This is an interesting modern situation: an individual meditation retreat, little contact with others and only that which is generated by myself, comfortable and convenient conditions, no deprivation. No TV (I don’t watch it anyway), no music, the occasional YouTube related to Dharma as a teaching and inspiration, deep texts for contemplation, and this computer (ostensibly to lead the morning meditations). By the end of tonight, just about 10 hours of meditation will be the rhythm within a day. I still have the intention to actualize 14 hours a day. This includes recitations, mantra gardening, and walker-walking meditations. As the cars drive by on the busy street outside I feel we are one, and thus the constant mantra of well-being and happiness for all pours out, and the wish that each person realize peace within in order to bring it into the world.
I have pondered this curious situation, meditated on its loose outer conditions and its self-imposed inner ones.

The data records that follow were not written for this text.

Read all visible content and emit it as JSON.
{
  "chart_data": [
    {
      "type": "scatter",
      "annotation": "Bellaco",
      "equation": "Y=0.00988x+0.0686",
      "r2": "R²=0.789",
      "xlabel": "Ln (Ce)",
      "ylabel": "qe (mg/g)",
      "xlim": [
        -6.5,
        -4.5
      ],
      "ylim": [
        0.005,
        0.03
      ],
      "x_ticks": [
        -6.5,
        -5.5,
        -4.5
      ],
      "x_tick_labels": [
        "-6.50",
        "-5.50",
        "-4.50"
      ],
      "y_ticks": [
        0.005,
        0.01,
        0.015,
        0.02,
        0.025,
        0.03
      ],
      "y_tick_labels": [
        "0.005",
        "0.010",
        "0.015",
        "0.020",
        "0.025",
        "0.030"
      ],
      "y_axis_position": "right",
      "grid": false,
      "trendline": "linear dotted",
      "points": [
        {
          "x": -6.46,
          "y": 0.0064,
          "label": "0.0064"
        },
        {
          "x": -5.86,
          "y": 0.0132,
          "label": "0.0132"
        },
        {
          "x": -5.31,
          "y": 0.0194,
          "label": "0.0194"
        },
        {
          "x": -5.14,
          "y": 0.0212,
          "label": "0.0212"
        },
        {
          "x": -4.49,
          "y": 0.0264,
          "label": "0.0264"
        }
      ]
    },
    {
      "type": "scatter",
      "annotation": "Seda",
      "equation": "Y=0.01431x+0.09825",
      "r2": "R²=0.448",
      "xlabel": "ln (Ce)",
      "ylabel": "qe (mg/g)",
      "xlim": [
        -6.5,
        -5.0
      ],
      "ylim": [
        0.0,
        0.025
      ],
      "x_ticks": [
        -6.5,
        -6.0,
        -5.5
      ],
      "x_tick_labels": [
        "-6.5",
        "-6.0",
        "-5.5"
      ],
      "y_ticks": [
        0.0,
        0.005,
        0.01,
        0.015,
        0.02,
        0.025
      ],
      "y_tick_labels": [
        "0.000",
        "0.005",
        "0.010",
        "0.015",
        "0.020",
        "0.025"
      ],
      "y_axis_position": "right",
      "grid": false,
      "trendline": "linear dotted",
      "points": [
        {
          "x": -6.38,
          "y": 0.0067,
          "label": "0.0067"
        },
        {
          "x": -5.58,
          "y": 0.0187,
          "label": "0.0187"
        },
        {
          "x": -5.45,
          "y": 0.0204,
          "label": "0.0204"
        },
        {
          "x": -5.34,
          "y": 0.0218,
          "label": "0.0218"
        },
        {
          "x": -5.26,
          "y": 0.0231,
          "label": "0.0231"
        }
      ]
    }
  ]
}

My disability meant that a typical, more austere environment could not work; so I am in constant gratitude for the good fortune bestowed upon and offered to me by many, including my mom and Bob for these simple, comfortable accommodations.

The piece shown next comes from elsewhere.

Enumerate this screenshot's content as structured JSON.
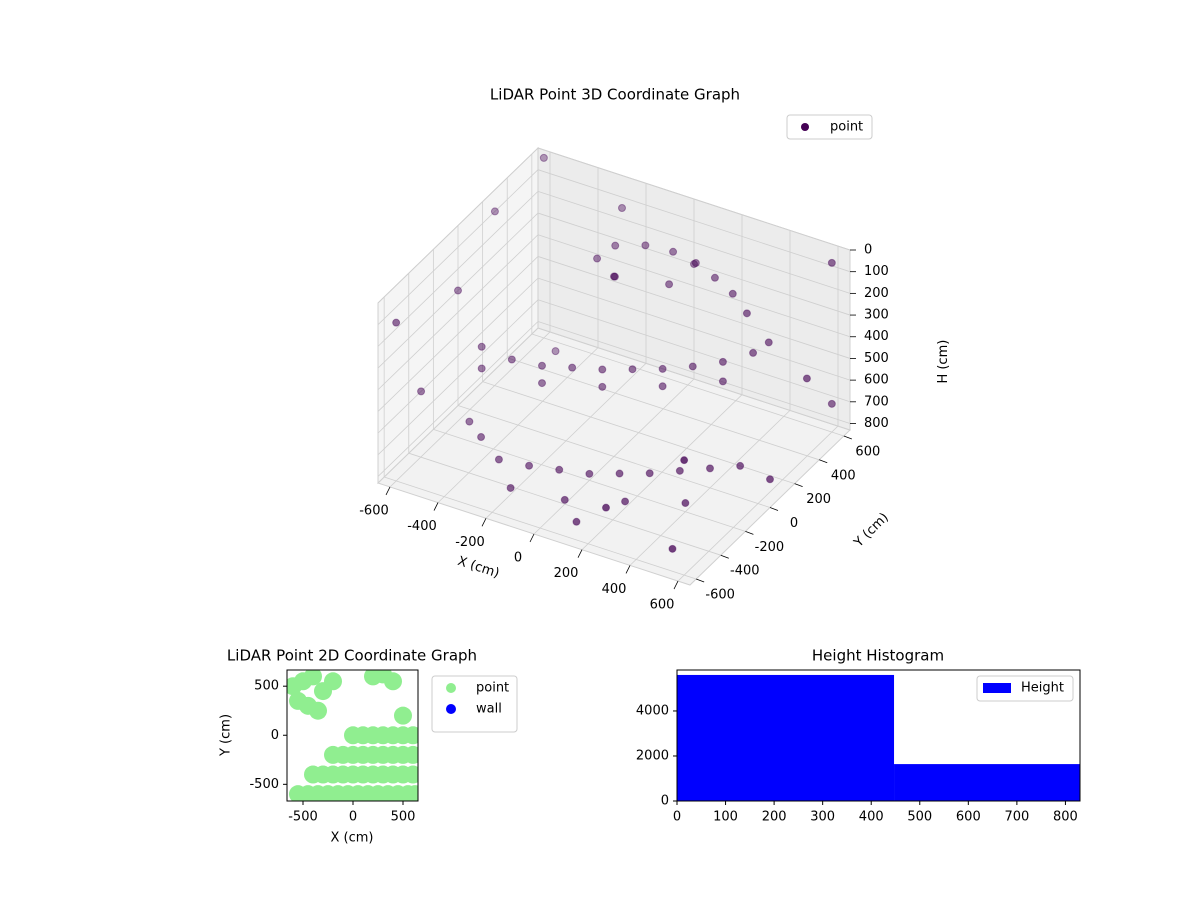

I have wondered, can a modern person in a western lifestyle know the middle way regarding choices? Almost everything is readily available and, for most, depravation is simply a dramatic response to inconvenience. The cultural focus on individuality and self-importance has cultivated an adolescence on a societal level. We won’t find that emphasis in the Tao te Ching, the Gita, or the Dharma. My heart trusts that we will steer our way out of our current little recognized mass extreme.
The middle way pondering includes the disparity that too many live as well. As I sit, eating very little but enough, it all is organic and my body is happy to feel slight hunger much of the day. It feels light, healthy, middle. But we all are well aware of the polar opposite of the above pondered demeanor of muchness and entitlement. True lack, malnourishment, real depravation is not an ascetic choice for 99% of those who endure and die from it. It is a result of the ethos of the opposite.
What is middle? How can our attention be drawn to how distracted we are a society? All I know is that I have had to do something decisive to deeply engage the middle way, a way between the pulls, through the center of my preferences and avoidances, so that I might – just maybe – get a clue as to what this “noble” path might be.